8. A fuel system according to any one of the preceding claims in which the apparatus for communicating the air space with the inlet manifold includes an electrical switch operating in accordance with engine throttle position to control operation of the solenoid valve.

9. A fuel system according to claim 8 in which the apparatus for communicating the air space with the inlet manifold includes a sensing device responsive to engine operating conditions for preventing effective operation of the electrical switch when a predetermined operating condition obtains.

10. A fuel system according to any one of the preceding claims in which the apparatus for providing the plasma ignition comprises a transformer and a d.c. to d.c. convertor which in use converts a low tension d.c. electrical supply to a high tension d.c. electrical supply for use in maintaining a plasma arc.

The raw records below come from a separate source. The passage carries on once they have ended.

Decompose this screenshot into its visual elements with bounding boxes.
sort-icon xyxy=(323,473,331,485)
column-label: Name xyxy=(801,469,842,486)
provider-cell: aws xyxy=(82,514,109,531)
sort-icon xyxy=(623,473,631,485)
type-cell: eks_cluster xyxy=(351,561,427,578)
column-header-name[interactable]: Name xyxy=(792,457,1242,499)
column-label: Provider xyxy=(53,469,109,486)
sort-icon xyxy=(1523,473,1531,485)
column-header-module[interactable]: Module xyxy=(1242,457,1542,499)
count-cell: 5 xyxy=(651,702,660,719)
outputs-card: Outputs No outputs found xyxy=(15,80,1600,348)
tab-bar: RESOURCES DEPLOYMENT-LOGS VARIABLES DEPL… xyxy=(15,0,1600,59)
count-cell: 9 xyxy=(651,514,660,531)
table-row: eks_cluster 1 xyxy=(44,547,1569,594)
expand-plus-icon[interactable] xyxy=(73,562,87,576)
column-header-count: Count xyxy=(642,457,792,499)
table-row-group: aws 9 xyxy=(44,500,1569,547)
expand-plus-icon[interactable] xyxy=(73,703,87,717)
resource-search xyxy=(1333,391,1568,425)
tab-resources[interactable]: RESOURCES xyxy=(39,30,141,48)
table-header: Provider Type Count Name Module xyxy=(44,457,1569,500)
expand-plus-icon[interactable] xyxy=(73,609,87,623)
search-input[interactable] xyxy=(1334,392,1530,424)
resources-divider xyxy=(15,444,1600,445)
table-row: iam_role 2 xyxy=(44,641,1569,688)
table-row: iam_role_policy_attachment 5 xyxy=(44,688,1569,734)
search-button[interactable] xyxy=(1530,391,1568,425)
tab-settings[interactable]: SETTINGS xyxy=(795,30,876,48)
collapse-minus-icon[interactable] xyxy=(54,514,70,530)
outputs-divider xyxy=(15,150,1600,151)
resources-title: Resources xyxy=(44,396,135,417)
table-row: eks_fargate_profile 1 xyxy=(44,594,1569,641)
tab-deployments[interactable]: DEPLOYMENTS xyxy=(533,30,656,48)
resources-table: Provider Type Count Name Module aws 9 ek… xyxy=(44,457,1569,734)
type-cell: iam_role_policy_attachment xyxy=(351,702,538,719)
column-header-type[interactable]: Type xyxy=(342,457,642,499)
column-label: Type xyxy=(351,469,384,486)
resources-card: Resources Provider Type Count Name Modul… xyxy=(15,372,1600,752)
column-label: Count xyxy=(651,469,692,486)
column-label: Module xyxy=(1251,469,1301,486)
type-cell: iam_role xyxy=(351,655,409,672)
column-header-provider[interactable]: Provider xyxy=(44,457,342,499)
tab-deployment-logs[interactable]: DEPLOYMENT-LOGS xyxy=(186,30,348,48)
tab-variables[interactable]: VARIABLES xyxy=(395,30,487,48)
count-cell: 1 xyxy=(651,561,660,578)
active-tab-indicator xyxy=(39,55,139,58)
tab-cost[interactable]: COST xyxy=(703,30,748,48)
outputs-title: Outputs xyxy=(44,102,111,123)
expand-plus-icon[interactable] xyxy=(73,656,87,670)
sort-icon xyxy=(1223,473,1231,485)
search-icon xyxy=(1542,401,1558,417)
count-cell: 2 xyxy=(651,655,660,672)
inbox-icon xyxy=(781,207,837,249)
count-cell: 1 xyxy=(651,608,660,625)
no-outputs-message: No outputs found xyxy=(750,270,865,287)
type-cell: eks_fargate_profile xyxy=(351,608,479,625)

11. A fuel system according to claim 10 in which the d.c. to d.c. convertor comprises an inverter which responsively to the application of a low tension d.c. supply produces a high tension a.c. supply and a full wave rectifier arrangement fed with the high tension a.c.

supply to provide the said high tension d.c.

supply.

12. A fuel system according to claim 11 in which the inverter comprises an oscillator which is fed from the low tension d.c. supply to provide an a.c. signal, the voltage of which is stepped up by transformer means to provide the a.c. high tension voltage.

13. A fuel system according to any one of the preceding claims in which the apparatus for providing the plasma ignition is associated with a low tension current interrupter means in the form of mechanical contact breaker points or an electronic switch, whereby generation of sparks is synchronised with engine operation.

14. A fuel system according to claim 10 in which the apparatus for providing the plasma ignition includes energy and spark duration control means which are responsive to engine operational characteristics for modifying the engine in and/or the duration of the plasma arc, electrical power for which is supplied by the d.c. to d.c. convertor.

15. A fuel system according to claim 14 and including means for sensing engine exhaust gas characteristics and/or engine load characteristics whereby controlled signals may be provided for modifying the characteristics of the plasma produced by electrical power supplied to the d.c. to d.c. convertor.

16. A fuel system according to claim 15 in which the exhaust gas characteristic sensing apparatus comprises means for sensing oxygen level, and in which the means for sensing the engine load comprises manifold depression sensing means which senses the pressure at a region within or associated with the inlet manifold of the engine.

17. A fuel system for a road vehicle, substantially as herein described with reference to the accompanying drawings.